GALLARATE La città si è bloccata. Hanno sfilato i «Mohicani», insieme ai ragazzi di altri centri sociali della zona, in un corteo che si è mosso tutto intorno al centro storico, toccando i principali snodi viari cittadini e bloccando, di fatto, la circolazione.
Squillavano, senza sosta, i telefoni al comando della polizia locale di via Galileo Ferraris. All’altro capo cittadini che chiedevano perché i vigili stessero deviando il traffico e commercianti che si lamentavano per la contrazione degli affari. Già da ieri mattina, infatti, sia piazza Giovanni XXIII, sede del concentramento, che piazza Garibaldi, dove la manifestazione si è conclusa, erano transennate, ad evitare che qualche automobilista parcheggiasse in queste due zone calde.
Posto dunque che fosse compreso tra gli obiettivi della manifestazione, quello di sabotare lo shopping del sabato pomeriggio dei gallaratesi è riuscito in pieno. Poco meno di trecento le persone che hanno preso parte al corteo del collettivo «Ultimi Mohicani», in massima parte ragazzi dei centri sociali, arrivati da Saronno e dal milanese. All’interno del corteo sventolavano le bandiere di Cobas e Cub, sindacati di base che in settimana avevano annunciato la propria partecipazione al corteo, oltre ad esponenti di «Sinistra, Ecologia e Libertà» e della Federazione della Sinistra.
Partiti intorno alle sedici dalla stazione, i manifestanti sono arrivati in piazza San Lorenzo per poi proseguire lungo viale Milano e via Torino, fino all’incrocio con via Buonarroti. Da qui, attraverso via Magenta, via Agnelli, via Novara e via Marsala sono tornati in centro. Ultimi passi in via Mazzini e via Postporta prima di arrivare in piazza Garibaldi. Corteo tutto sommato tranquillo, fatta eccezione per qualche fumogeno e qualche petardo, oltre alle scritte sui muri, alcune anche di cattivo gusto, come l’«Uccidi anche tu un alpino» comparso in via Novara, prontamente cancellate dagli imbianchini allertati dal Comune.

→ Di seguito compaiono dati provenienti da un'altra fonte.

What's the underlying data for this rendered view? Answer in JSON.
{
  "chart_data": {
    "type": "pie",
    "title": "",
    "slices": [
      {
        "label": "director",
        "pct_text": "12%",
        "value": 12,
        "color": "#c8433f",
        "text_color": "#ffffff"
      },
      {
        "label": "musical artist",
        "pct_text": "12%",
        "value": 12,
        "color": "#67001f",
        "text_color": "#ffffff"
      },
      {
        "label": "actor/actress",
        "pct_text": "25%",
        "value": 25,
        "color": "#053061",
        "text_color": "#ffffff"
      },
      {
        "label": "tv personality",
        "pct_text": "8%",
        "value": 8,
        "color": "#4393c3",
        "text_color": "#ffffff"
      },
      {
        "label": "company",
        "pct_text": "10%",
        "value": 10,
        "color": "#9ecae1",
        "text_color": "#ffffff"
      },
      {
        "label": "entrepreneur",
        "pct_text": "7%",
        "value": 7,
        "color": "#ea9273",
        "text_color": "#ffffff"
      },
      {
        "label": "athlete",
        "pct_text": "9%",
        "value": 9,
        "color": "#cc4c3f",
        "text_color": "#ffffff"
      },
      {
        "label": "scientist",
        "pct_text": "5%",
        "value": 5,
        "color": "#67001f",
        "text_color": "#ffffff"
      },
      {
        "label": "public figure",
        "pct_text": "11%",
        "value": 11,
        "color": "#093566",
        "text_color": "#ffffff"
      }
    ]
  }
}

«Contro la mafia del mattone spazi sociali autogestione», lo slogan che ha accompagnato la manifestazione, intervallato da cori antifascisti, attacchi alla Lega Nord e insulti alle forze dell’ordine. Polizia, Carabinieri e vigili, che, con uno schieramento massiccio, hanno seguito il corteo lungo tutto il percorso. Lo spunto della manifestazione lo sgombero, avvenuto lunedì scorso, del centro sociale «Edera», uno stabile occupato a Cardano al Campo. «Uno spropositato spiegamento militare ha restituito lo spazio alla speculazione edilizia», la versione offerta dal collettivo.
E appunto uno dei temi del corteo è stato quello del contrasto alla cementificazione del territorio, fenomeno al quale gli «Ultimi Mohicani» hanno voluto opporre il recupero di uno spazio di socialità, ricavato appunto occupando l’immobile di via Porraneo a Cardano. «Edera occupata non si tocca, rinascerà con la lotta», la promessa scandita a viva voce dai manifestanti. Mentre sfilava il corteo, erano tanti i gallaratesi che si affacciavano alle finestre per osservare il corteo. Qualcuno applaudiva, qualcuno meno: «Ma ‘ndi ca tucc», il commento di una signora a cui veniva offerto un volantino. Mentre un’altra, in piazza Libertà, confessava la sua curiosità per l’evento: «Sono venuta a vedere, mi hanno detto che a Gallarate sono arrivati i No-Global».